Learning From Student Reflections
T.S. Eliot wrote, “April is the cruelest month” but I think it is June. Here on Long Island, in New York, school ends on June 23. The days are sweltering, the paperwork endless, the kids are antsy and the teachers (well, at least this one) are full of emotions. Eager for summer, sad to say goodbye, proud of what we accomplished and frustrated by what we didn’t.
I’ve been thinking a lot about my year teaching third grade and the writing my students did. I had thoughts, opinions and ideas about what went right and where I still needed to make changes, refine my practice, be more strategic. Then, it dawned on me: I really need to ask my students what they think. What felt good in writing workshop this year? Did they grow? Do they consider themselves writers? Will they write this summer? Why not ask the very people who lived and breathed writing with me this year?
I created a Google Slide presentation which I imported into Pear Deck. Pear Deck is a way to make presentations more interactive. Students can respond right on their device (we used chromebooks) and I get to see all the results. A copy of what they wrote gets saved to their Google Drive.

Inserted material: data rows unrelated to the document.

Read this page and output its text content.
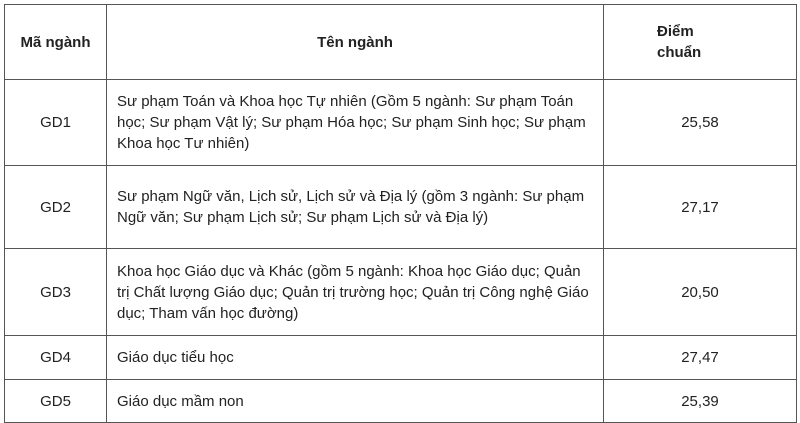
Mã ngành	Tên ngành	Điểm
chuẩn

GD1	Sư phạm Toán và Khoa học Tự nhiên (Gồm 5 ngành: Sư phạm Toán học; Sư phạm Vật lý; Sư phạm Hóa học; Sư phạm Sinh học; Sư phạm Khoa học Tư nhiên)	25,58
GD2	Sư phạm Ngữ văn, Lịch sử, Lịch sử và Địa lý (gồm 3 ngành: Sư phạm Ngữ văn; Sư phạm Lịch sử; Sư phạm Lịch sử và Địa lý)	27,17
GD3	Khoa học Giáo dục và Khác (gồm 5 ngành: Khoa học Giáo dục; Quản trị Chất lượng Giáo dục; Quản trị trường học; Quản trị Công nghệ Giáo dục; Tham vấn học đường)	20,50
GD4	Giáo dục tiểu học	27,47
GD5	Giáo dục mầm non	25,39
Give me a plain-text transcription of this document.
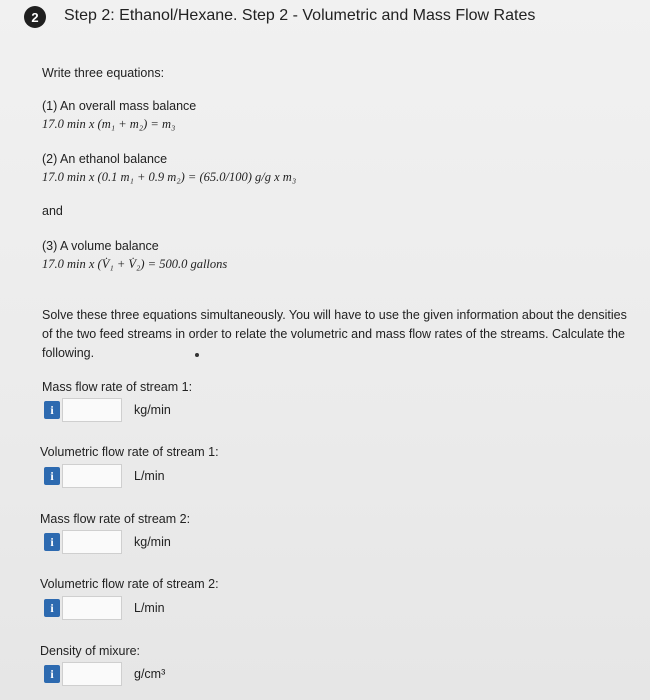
2	Step 2: Ethanol/Hexane. Step 2 - Volumetric and Mass Flow Rates
Write three equations:
(1) An overall mass balance
17.0 min x (m₁ + m₂) = m₃
(2) An ethanol balance
17.0 min x (0.1 m₁ + 0.9 m₂) = (65.0/100) g/g x m₃
and
(3) A volume balance
17.0 min x (V̇₁ + V̇₂) = 500.0 gallons
Solve these three equations simultaneously. You will have to use the given information about the densities of the two feed streams in order to relate the volumetric and mass flow rates of the streams. Calculate the following.
Mass flow rate of stream 1:
i	kg/min
Volumetric flow rate of stream 1:
i	L/min
Mass flow rate of stream 2:
i	kg/min
Volumetric flow rate of stream 2:
i	L/min
Density of mixure:
i	g/cm³
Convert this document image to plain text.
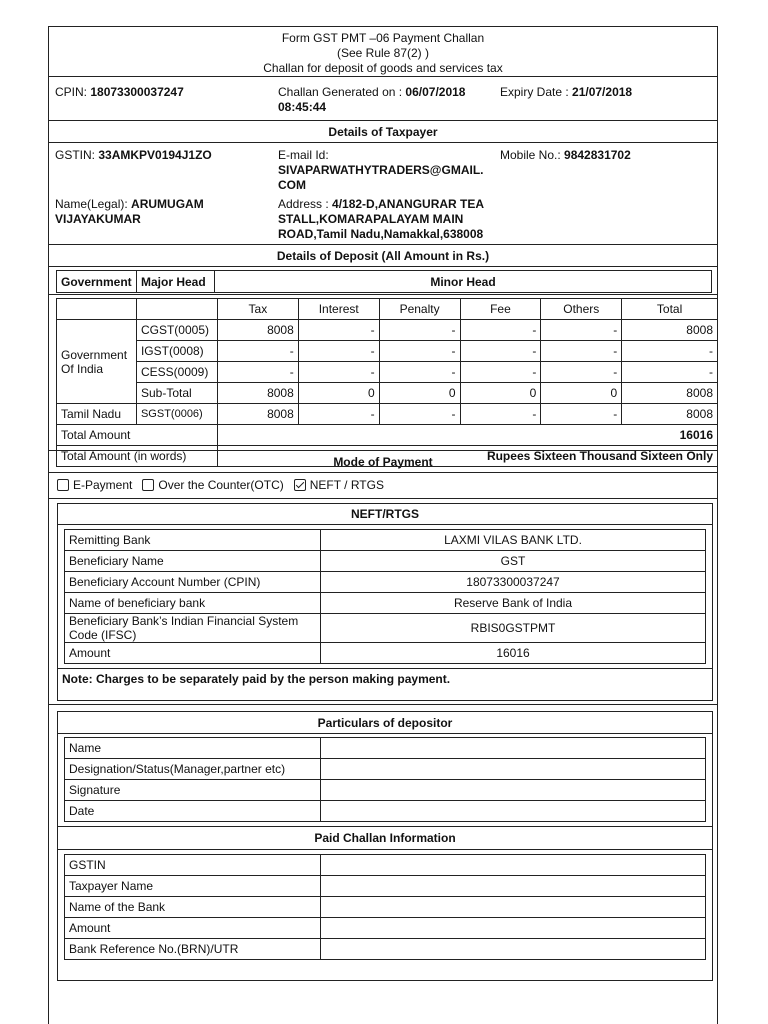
Form GST PMT –06 Payment Challan
(See Rule 87(2) )
Challan for deposit of goods and services tax
CPIN: 18073300037247	Challan Generated on : 06/07/2018
08:45:44
Expiry Date : 21/07/2018
Details of Taxpayer
GSTIN: 33AMKPV0194J1ZO	E-mail Id:
SIVAPARWATHYTRADERS@GMAIL.
COM
Mobile No.: 9842831702
Name(Legal): ARUMUGAM
VIJAYAKUMAR
Address : 4/182-D,ANANGURAR TEA
STALL,KOMARAPALAYAM MAIN
ROAD,Tamil Nadu,Namakkal,638008
Details of Deposit (All Amount in Rs.)
Government	Major Head	Minor Head
		Tax	Interest	Penalty	Fee	Others	Total
Government Of India	CGST(0005)	8008	-	-	-	-	8008
	IGST(0008)	-	-	-	-	-	-
	CESS(0009)	-	-	-	-	-	-
	Sub-Total	8008	0	0	0	0	8008
Tamil Nadu	SGST(0006)	8008	-	-	-	-	8008
Total Amount		16016					
Total Amount (in words)		Rupees Sixteen Thousand Sixteen Only					
Mode of Payment
E-Payment Over the Counter(OTC) NEFT / RTGS
NEFT/RTGS
Remitting Bank	LAXMI VILAS BANK LTD.
Beneficiary Name	GST
Beneficiary Account Number (CPIN)	18073300037247
Name of beneficiary bank	Reserve Bank of India
Beneficiary Bank’s Indian Financial System Code (IFSC)	RBIS0GSTPMT
Amount	16016
Note: Charges to be separately paid by the person making payment.
Particulars of depositor
Name	
Designation/Status(Manager,partner etc)	
Signature	
Date	
Paid Challan Information
GSTIN	
Taxpayer Name	
Name of the Bank	
Amount	
Bank Reference No.(BRN)/UTR	
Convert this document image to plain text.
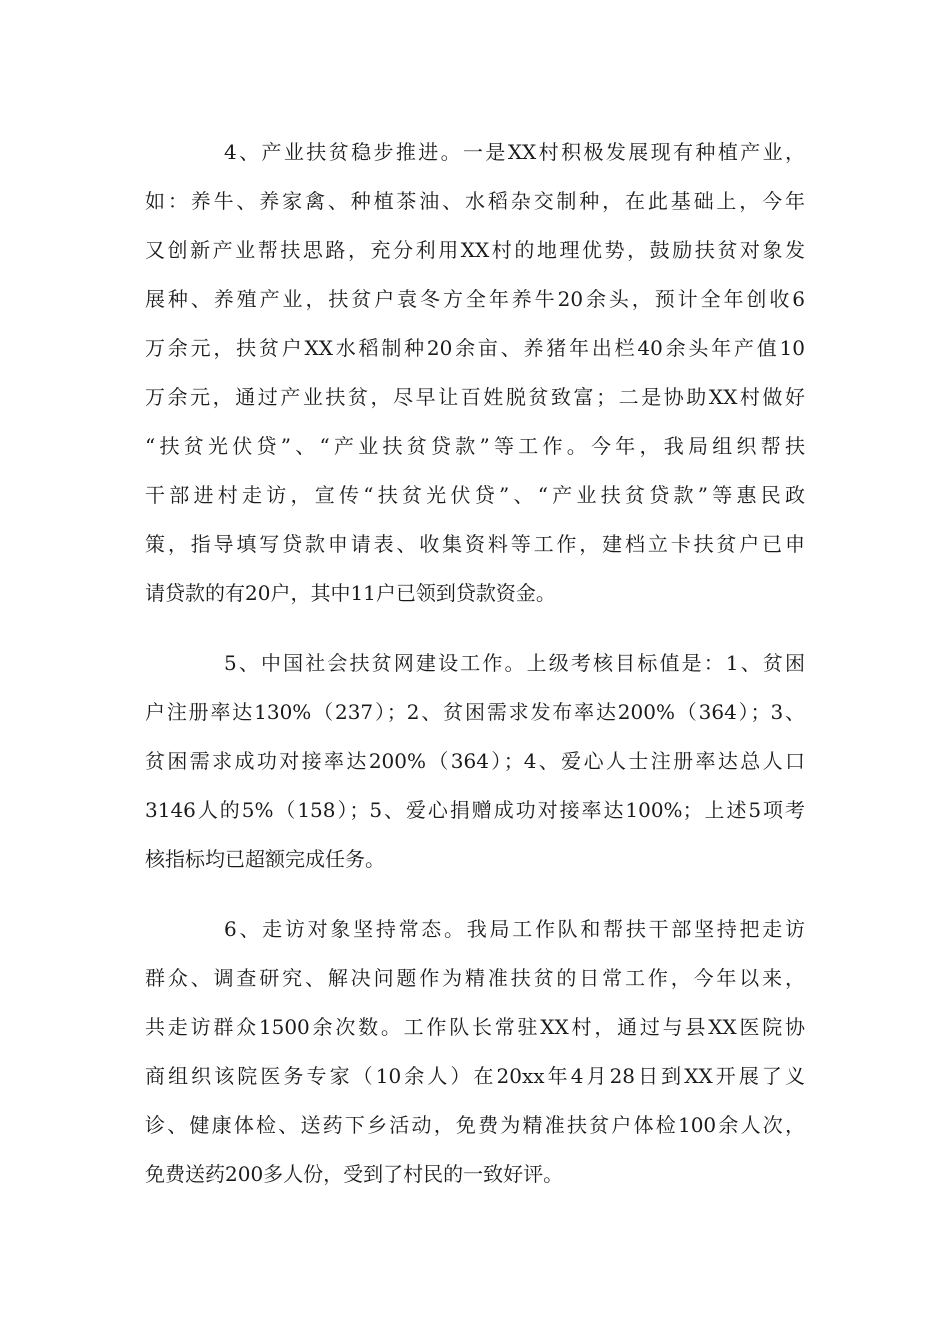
4、产业扶贫稳步推进。一是XX村积极发展现有种植产业，
如：养牛、养家禽、种植茶油、水稻杂交制种，在此基础上，今年
又创新产业帮扶思路，充分利用XX村的地理优势，鼓励扶贫对象发
展种、养殖产业，扶贫户袁冬方全年养牛20余头，预计全年创收6
万余元，扶贫户XX水稻制种20余亩、养猪年出栏40余头年产值10
万余元，通过产业扶贫，尽早让百姓脱贫致富；二是协助XX村做好
“扶贫光伏贷”、“产业扶贫贷款”等工作。今年，我局组织帮扶
干部进村走访，宣传“扶贫光伏贷”、“产业扶贫贷款”等惠民政
策，指导填写贷款申请表、收集资料等工作，建档立卡扶贫户已申
请贷款的有20户，其中11户已领到贷款资金。
5、中国社会扶贫网建设工作。上级考核目标值是：1、贫困
户注册率达130%（237）；2、贫困需求发布率达200%（364）；3、
贫困需求成功对接率达200%（364）；4、爱心人士注册率达总人口
3146人的5%（158）；5、爱心捐赠成功对接率达100%；上述5项考
核指标均已超额完成任务。
6、走访对象坚持常态。我局工作队和帮扶干部坚持把走访
群众、调查研究、解决问题作为精准扶贫的日常工作，今年以来，
共走访群众1500余次数。工作队长常驻XX村，通过与县XX医院协
商组织该院医务专家（10余人）在20xx年4月28日到XX开展了义
诊、健康体检、送药下乡活动，免费为精准扶贫户体检100余人次，
免费送药200多人份，受到了村民的一致好评。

One of the first questions I asked students in the presentation was, “Are you a writer?” One of my most important goals this year was to help students cultivate that identity and believe they can and should write. Out of 24 students who participated (1 was absent), 20 indicated a solid “YES” to that question. 3 seemed to put themselves somewhere in the middle, and 1 said “NO.” I wished I had asked this question midway through the year because it would have given me more time to help those students develop a stronger writing identity. Overall, I was pleased to see so many students consider themselves writers.
When I asked students their favorite part of writing this year, I was surprised that so many students said writing essays was their favorite thing! Several students wrote they like the opportunity to have “free writing” and a few mentioned blogging. Teaching third graders how to write essays is not easy and I was surprised that so many enjoyed it and even liked essay writing best.
I asked students to tell me how I could have helped them learn more as a writer. Some students said I could celebrate their accomplishments, let them share what they know, help them find ideas, and provide more examples. When I asked what students might choose to write over the summer, I was delighted that every person had an idea of something they could write! No one wrote they weren’t planning on writing this summer. Some of their summer ideas include creating books, writing about their lives, and working on their summer reading journal we recently created with Buncee. (#SummerSparks17 reading response journals).
In the presentation, I asked them to complete the sentence: “I am a writer who likes…who can…who doesn’t like.” Reading these responses was my favorite part of this reflective experience. I include some below:
Those students’ words were striking. To believe you are a writer who can write anywhere you go signaled transference to me- this student will take what she learned about writing and apply it across settings and experiences. The writer who was aware she needed time revealed a metacognitive understanding- she knows that she is the type of writer who needs ample time to get her words out the way she wants them to be. As a firm and passionate believer in teachers as writers, my heart leapt with joy at the last quote- a student who said my writing inspired him! This was a student who created a character and built a series around him, writing more than 20 books this school year. (Safe to say he’s inspired me, too.)
If this school year was a book, the final chapter is about to be written. My students’ thoughts and reflections on writing workshop will help me make instructional decisions and set personal goals for next year. Yesterday, Melanie Meehan wrote about the topic of student reflection, from the perspective of a coach who had data that showed a class of writers performed with excellence. The students reflected on why this might be so, creating charts and coming up with ideas about all the smart teaching that led to their success. This summer, I plan to reflect on my students’ ideas, read professional books and think about ways to better reach all my student writers. How do you use student reflection to help you plan for the next school year?